But there are reasons -- beyond understandable concerns about Barack Obama's limited experience -- that make a McCain victory possible, indeed maybe probable.

Here is one of the big ones: The U.S. news media is as bad as ever, arguably worse.

On Monday, Obama gave a detail-rich speech on how he would address the energy crisis, which is a major point of concern among Americans. From ideas for energy innovation to retrofitting the U.S. auto industry to conservation steps to limited new offshore drilling, Obama did what he is often accused of not doing, fleshing out his soaring rhetoric.

McCain responded with a harsh critique of Obama's calls for more conservation, claiming that Obama wants to solve the energy crisis by having people inflate their tires. McCain's campaign even passed out a tire gauge marked as Obama's energy plan.

For his part, McCain made clear he wanted to drill for more oil wherever it could be found and to build many more nuclear power plants.

These competing plans offered a chance for the evening news to address an issue of substance that is high on the voters' agenda. Instead, NBC News anchor Brian Williams devoted 30 seconds to the dueling energy speeches, without any details and with the witty opening line that Obama was "refining" his energy plan.

So, instead of dealing with a serious issue in a serious way, NBC News ignored the substance and went for a clever slight against Obama, hitting his political maneuvering in his softened opposition to more offshore drilling.

Williams's quip fit with one of the press corps' favorite campaign narratives, Obama's flip-flopping. But the coverage ignored far more important elements of the story, such as the feasibility of Obama's vow that "we must end the age of oil in our time" or the wisdom of McCain's emphasis on drilling -- and nuking -- the nation out of its energy mess.

And, as for flip-flops, McCain's dramatic repositioning of himself as an anti-environmentalist -- after years of being one of the green movement's favorite Republicans -- represents a far more significant change than Obama's modest waffling on offshore oil.

The Sierra Club, one of the nation's premier environmental organizations, has repudiated McCain and now is running ads attacking his energy plan. But McCain's flip-flops -- even complete reversals -- remain an underplayed part of the campaign story. They just don't fit the narrative of maverick John McCain on the "Straight Talk Express."

Loving the 'Surge'

The major U.S. news media has been equally superficial in dealing with the Iraq War and the "war on terror." It is now a fully enshrined conventional wisdom that George W. Bush's troop "surge" was a huge success and vindicates McCain's early support for it.
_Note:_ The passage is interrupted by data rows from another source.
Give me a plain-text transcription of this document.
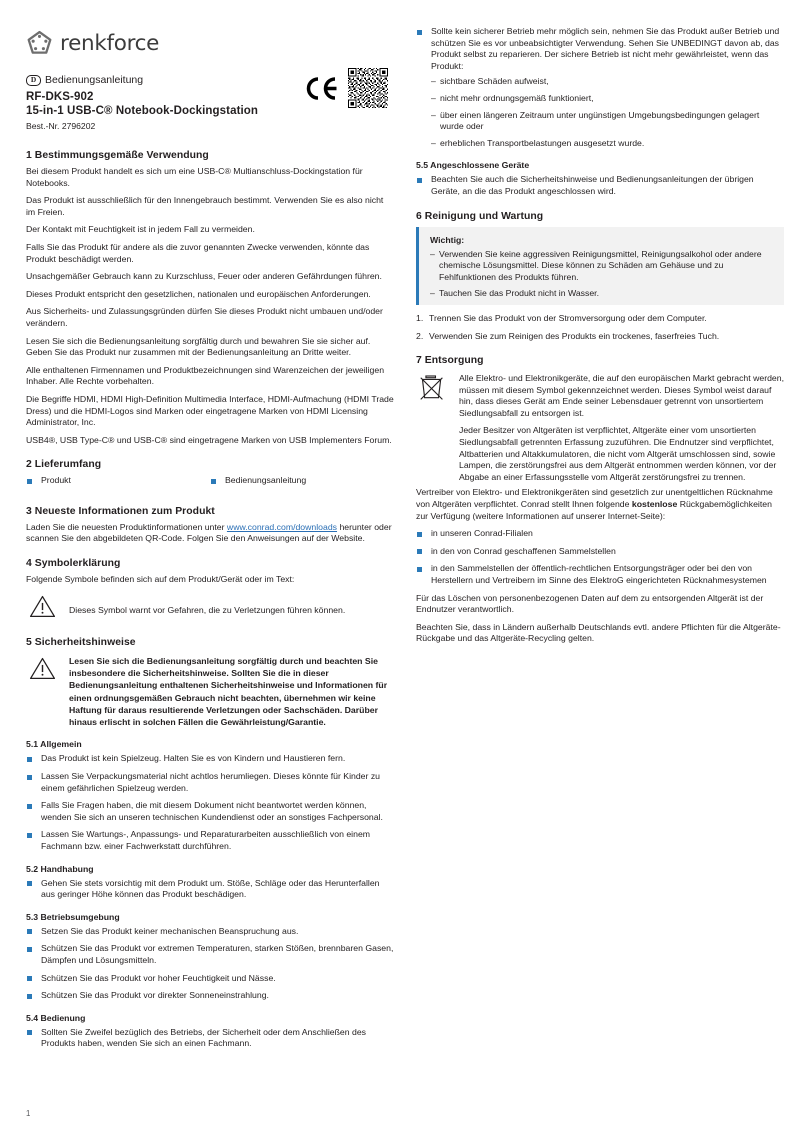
renkforce
D Bedienungsanleitung
RF-DKS-902
15-in-1 USB-C® Notebook-Dockingstation
Best.-Nr. 2796202
1 Bestimmungsgemäße Verwendung

Bei diesem Produkt handelt es sich um eine USB-C® Multianschluss-Dockingstation für Notebooks.

Das Produkt ist ausschließlich für den Innengebrauch bestimmt. Verwenden Sie es also nicht im Freien.

Der Kontakt mit Feuchtigkeit ist in jedem Fall zu vermeiden.

Falls Sie das Produkt für andere als die zuvor genannten Zwecke verwenden, könnte das Produkt beschädigt werden.

Unsachgemäßer Gebrauch kann zu Kurzschluss, Feuer oder anderen Gefährdungen führen.

Dieses Produkt entspricht den gesetzlichen, nationalen und europäischen Anforderungen.

Aus Sicherheits- und Zulassungsgründen dürfen Sie dieses Produkt nicht umbauen und/oder verändern.

Lesen Sie sich die Bedienungsanleitung sorgfältig durch und bewahren Sie sie sicher auf. Geben Sie das Produkt nur zusammen mit der Bedienungsanleitung an Dritte weiter.

Alle enthaltenen Firmennamen und Produktbezeichnungen sind Warenzeichen der jeweiligen Inhaber. Alle Rechte vorbehalten.

Die Begriffe HDMI, HDMI High-Definition Multimedia Interface, HDMI-Aufmachung (HDMI Trade Dress) und die HDMI-Logos sind Marken oder eingetragene Marken von HDMI Licensing Administrator, Inc.

USB4®, USB Type-C® und USB-C® sind eingetragene Marken von USB Implementers Forum.

2 Lieferumfang
Produkt	Bedienungsanleitung
3 Neueste Informationen zum Produkt

Laden Sie die neuesten Produktinformationen unter www.conrad.com/downloads herunter oder scannen Sie den abgebildeten QR-Code. Folgen Sie den Anweisungen auf der Website.

4 Symbolerklärung

Folgende Symbole befinden sich auf dem Produkt/Gerät oder im Text:

Dieses Symbol warnt vor Gefahren, die zu Verletzungen führen können.

5 Sicherheitshinweise

Lesen Sie sich die Bedienungsanleitung sorgfältig durch und beachten Sie insbesondere die Sicherheitshinweise. Sollten Sie die in dieser Bedienungsanleitung enthaltenen Sicherheitshinweise und Informationen für einen ordnungsgemäßen Gebrauch nicht beachten, übernehmen wir keine Haftung für daraus resultierende Verletzungen oder Sachschäden. Darüber hinaus erlischt in solchen Fällen die Gewährleistung/Garantie.

5.1 Allgemein
Das Produkt ist kein Spielzeug. Halten Sie es von Kindern und Haustieren fern.
Lassen Sie Verpackungsmaterial nicht achtlos herumliegen. Dieses könnte für Kinder zu einem gefährlichen Spielzeug werden.
Falls Sie Fragen haben, die mit diesem Dokument nicht beantwortet werden können, wenden Sie sich an unseren technischen Kundendienst oder an sonstiges Fachpersonal.
Lassen Sie Wartungs-, Anpassungs- und Reparaturarbeiten ausschließlich von einem Fachmann bzw. einer Fachwerkstatt durchführen.
5.2 Handhabung
Gehen Sie stets vorsichtig mit dem Produkt um. Stöße, Schläge oder das Herunterfallen aus geringer Höhe können das Produkt beschädigen.
5.3 Betriebsumgebung
Setzen Sie das Produkt keiner mechanischen Beanspruchung aus.
Schützen Sie das Produkt vor extremen Temperaturen, starken Stößen, brennbaren Gasen, Dämpfen und Lösungsmitteln.
Schützen Sie das Produkt vor hoher Feuchtigkeit und Nässe.
Schützen Sie das Produkt vor direkter Sonneneinstrahlung.
5.4 Bedienung
Sollten Sie Zweifel bezüglich des Betriebs, der Sicherheit oder dem Anschließen des Produkts haben, wenden Sie sich an einen Fachmann.
Sollte kein sicherer Betrieb mehr möglich sein, nehmen Sie das Produkt außer Betrieb und schützen Sie es vor unbeabsichtigter Verwendung. Sehen Sie UNBEDINGT davon ab, das Produkt selbst zu reparieren. Der sichere Betrieb ist nicht mehr gewährleistet, wenn das Produkt:
– sichtbare Schäden aufweist,
– nicht mehr ordnungsgemäß funktioniert,
– über einen längeren Zeitraum unter ungünstigen Umgebungsbedingungen gelagert wurde oder
– erheblichen Transportbelastungen ausgesetzt wurde.
5.5 Angeschlossene Geräte
Beachten Sie auch die Sicherheitshinweise und Bedienungsanleitungen der übrigen Geräte, an die das Produkt angeschlossen wird.
6 Reinigung und Wartung

Wichtig:

– Verwenden Sie keine aggressiven Reinigungsmittel, Reinigungsalkohol oder andere chemische Lösungsmittel. Diese können zu Schäden am Gehäuse und zu Fehlfunktionen des Produkts führen.
– Tauchen Sie das Produkt nicht in Wasser.
Trennen Sie das Produkt von der Stromversorgung oder dem Computer.
Verwenden Sie zum Reinigen des Produkts ein trockenes, faserfreies Tuch.
7 Entsorgung

Alle Elektro- und Elektronikgeräte, die auf den europäischen Markt gebracht werden, müssen mit diesem Symbol gekennzeichnet werden. Dieses Symbol weist darauf hin, dass dieses Gerät am Ende seiner Lebensdauer getrennt von unsortiertem Siedlungsabfall zu entsorgen ist.

Jeder Besitzer von Altgeräten ist verpflichtet, Altgeräte einer vom unsortierten Siedlungsabfall getrennten Erfassung zuzuführen. Die Endnutzer sind verpflichtet, Altbatterien und Altakkumulatoren, die nicht vom Altgerät umschlossen sind, sowie Lampen, die zerstörungsfrei aus dem Altgerät entnommen werden können, vor der Abgabe an einer Erfassungsstelle vom Altgerät zerstörungsfrei zu trennen.

Vertreiber von Elektro- und Elektronikgeräten sind gesetzlich zur unentgeltlichen Rücknahme von Altgeräten verpflichtet. Conrad stellt Ihnen folgende kostenlose Rückgabemöglichkeiten zur Verfügung (weitere Informationen auf unserer Internet-Seite):

in unseren Conrad-Filialen
in den von Conrad geschaffenen Sammelstellen
in den Sammelstellen der öffentlich-rechtlichen Entsorgungsträger oder bei den von Herstellern und Vertreibern im Sinne des ElektroG eingerichteten Rücknahmesystemen

Für das Löschen von personenbezogenen Daten auf dem zu entsorgenden Altgerät ist der Endnutzer verantwortlich.

Beachten Sie, dass in Ländern außerhalb Deutschlands evtl. andere Pflichten für die Altgeräte-Rückgabe und das Altgeräte-Recycling gelten.

1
On Obama's overseas trip, it became de rigueur for each interviewer to pound him for the first 10 or 15 minutes with demands that he accept the accepted wisdom about the "surge" and admit that he was wrong and McCain was right.

Obama's attempts to offer a more subtle explanation of what had occurred in Iraq -- that key reasons for the declining violence actually predated the "surge" -- were treated with bafflement by the interviewers, who simply reframed their questions and came back at him in a show of toughness against Obama's supposed evasions.

CBS News anchor Katie Couric started this pattern, but others fell smartly in line, including NBC's Tom Brokaw on "Meet the Press." Indeed, many of the same media stars who had cheered the nation to war in 2003 (such as Brokaw) were now hectoring Obama, who had spoken out against the invasion in real time.